Replying to Avatar Pip the WoT guy

A better approach imo is what it's described in this paper http://snap.stanford.edu/class/cs224w-readings/bahmani10pagerank.pdf

The tradeoff is that the values are approximated, but the big advantage is speed. Instead of 14s, recomputing pagerank takes roughly half a second.

And similar for personalized Pagerank.

Interesting. Worth looking into. I don’t see fast PageRank in the neo4j library but maybe it’s just hidden. And we’d have to examine it closely and ask whether the fast algo is more susceptible to being gamed by bad actors.

And a third option: instead of calculating standard PageRank from scratch each time, use previous PageRank scores and iterate from there with updated data.

Reply to this note

Please Login to reply.

Discussion

I already tried the third option with the python library networkx standard implementation of pagerank, and the speed difference was almost zero.

Not available for neo4j, it is available in memgraph, buuuut I checked the algo and it's horribly implemented. It returns wrong results (I've opened an issue on their gh and talked to the their team, they confirmed it's wrong).

I’m glad you’re taking a look at memgraph - I know it exists but I’ve never tried it out.

Have you tried any other foss centrality algo libraries?

My current plan is to expose an API that will provide a variety of WoT scores: DoS (number of hops), personalized PageRank, GrapeRank, etc. Then clients can access the APU and use different scores for different purposes.

The API can provide scores that are “global” or personalized, with personalized being more cypherpunk. Results can be scores of one pubkey at a time or can provide scores for a batch of pubkeys. Example: the top 100 pubkeys by GrapeRank score, not including pubkeys you’re already following, which could define a feed that you’d use when you’re bored with your existing feed. And if you get bored with that, maybe switch to the next 100 on the list, and so on.

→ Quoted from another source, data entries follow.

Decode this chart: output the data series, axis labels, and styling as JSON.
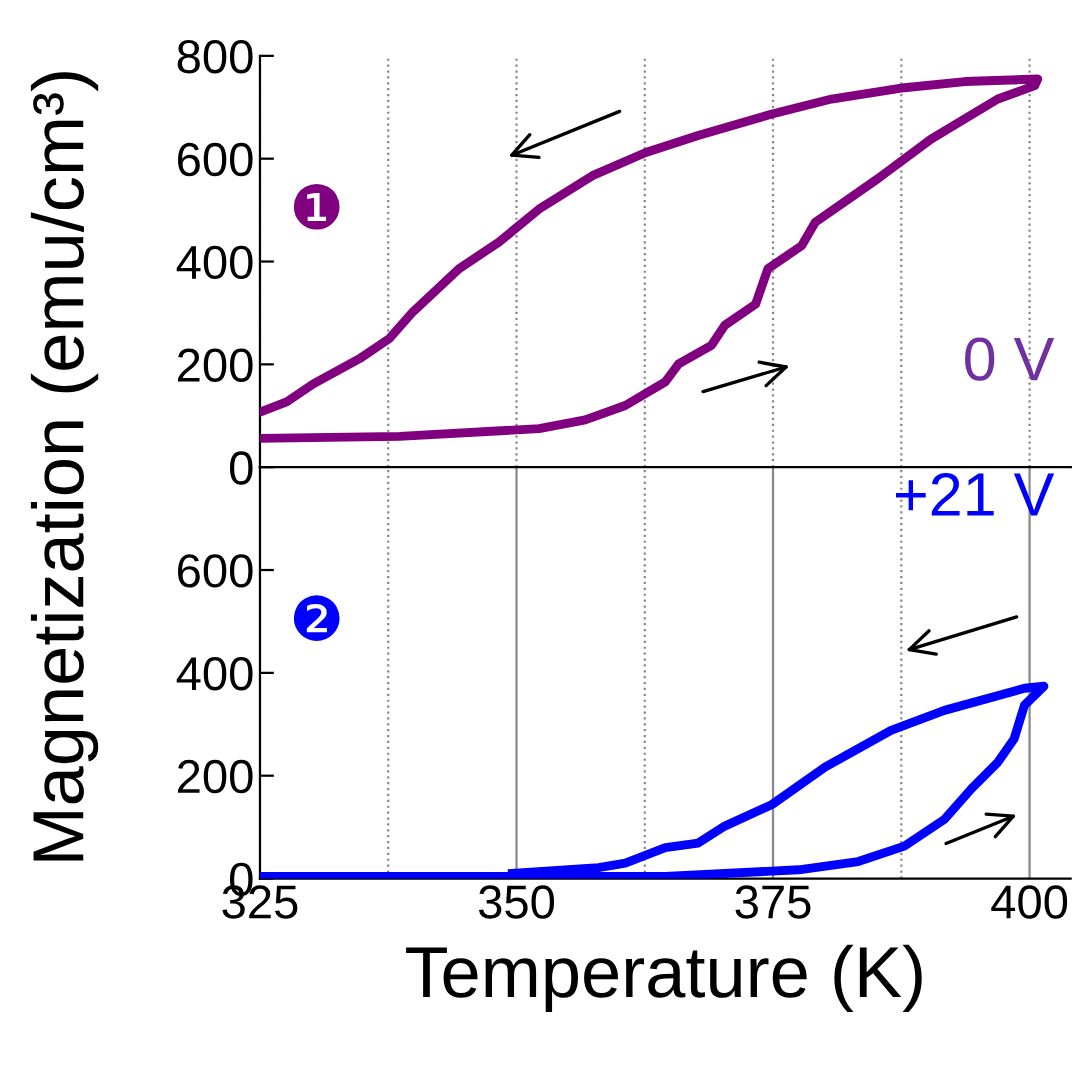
{
  "chart_data": [
    {
      "type": "line",
      "ylabel": "Magnetization (emu/cm³)",
      "annotations": [
        "❶",
        "0 V"
      ],
      "xlim": [
        325,
        404
      ],
      "ylim": [
        0,
        800
      ],
      "yticks": [
        0,
        200,
        400,
        600,
        800
      ],
      "xticks": [
        {
          "value": 325,
          "label": null
        },
        {
          "value": 337.5,
          "label": null
        },
        {
          "value": 350,
          "label": null
        },
        {
          "value": 362.5,
          "label": null
        },
        {
          "value": 375,
          "label": null
        },
        {
          "value": 387.5,
          "label": null
        },
        {
          "value": 400,
          "label": null
        }
      ],
      "tick_labels": "y",
      "grid": "x",
      "marker": "none",
      "line_style": "solid",
      "series": [
        {
          "color": "#800080",
          "x": [
            325,
            338.6,
            352.2,
            356.7,
            360.6,
            364.5,
            365.8,
            369.0,
            370.3,
            373.3,
            374.5,
            377.8,
            379.1,
            385.2,
            390.4,
            396.9,
            400.5,
            400.8,
            393.7,
            387.8,
            380.7,
            374.9,
            367.7,
            362.6,
            357.4,
            352.2,
            348.3,
            344.4,
            339.9,
            337.6,
            334.7,
            330.2,
            327.6,
            325
          ],
          "values": [
            56,
            60,
            75,
            92,
            120,
            166,
            201,
            237,
            276,
            317,
            386,
            431,
            476,
            561,
            638,
            716,
            742,
            755,
            750,
            738,
            716,
            687,
            645,
            612,
            567,
            502,
            438,
            386,
            302,
            250,
            211,
            162,
            127,
            107
          ]
        }
      ]
    },
    {
      "type": "line",
      "xlabel": "Temperature (K)",
      "annotations": [
        "❷",
        "+21 V"
      ],
      "xlim": [
        325,
        404
      ],
      "ylim": [
        0,
        800
      ],
      "yticks": [
        0,
        200,
        400,
        600,
        {
          "value": 800,
          "label": null
        }
      ],
      "xticks": [
        325,
        {
          "value": 337.5,
          "label": null
        },
        350,
        {
          "value": 362.5,
          "label": null
        },
        375,
        {
          "value": 387.5,
          "label": null
        },
        400
      ],
      "grid": "x",
      "marker": "none",
      "line_style": "solid",
      "series": [
        {
          "color": "#0000ff",
          "x": [
            325,
            364.5,
            377.5,
            383.3,
            387.8,
            391.7,
            394.3,
            396.9,
            398.5,
            399.5,
            401.4,
            399.5,
            391.7,
            386.5,
            380.1,
            374.9,
            370.3,
            367.7,
            364.5,
            360.6,
            358.0,
            349.6
          ],
          "values": [
            4,
            4,
            17,
            33,
            63,
            115,
            174,
            226,
            272,
            337,
            374,
            370,
            327,
            288,
            217,
            144,
            102,
            69,
            60,
            30,
            21,
            10
          ]
        }
      ]
    }
  ]
}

Just networkx. I am building my own algos rn, because the algo in that paper requires to store a bunch of random walks in the DB and keep them updated at all times.

your algos on GitHub?

It should be less susceptible to manipulations than recomputing with high precision every hour.

In that hour a popular npub can get hacked and start making damage.

So in that hour the pagerank distribution can change a lot. With the online version you have a bounded error, no worse than that.

Interesting. You’re imagining that a hacked high profile account could follow an army of bots and elevate their PageRank scores, and this would be especially bad if PageRank scores are updated frequently or continuously. Seems to me there are a variety of strategies we could use to mitigate that scenario. For simplicity, perhaps we should just deal with that problem when it happens. So I’m thinking: start out with whatever is the simplest, quickest and easiest (for devs) method that works, see what benefit it brings, and see what problems come up. For me, that would be vanilla PageRank using neo4j with the graph data science plugin because:

- PageRank is the most well known centralized algo

- neo4j and the relevant plugin is FOSS

- the existing codebase works out of the box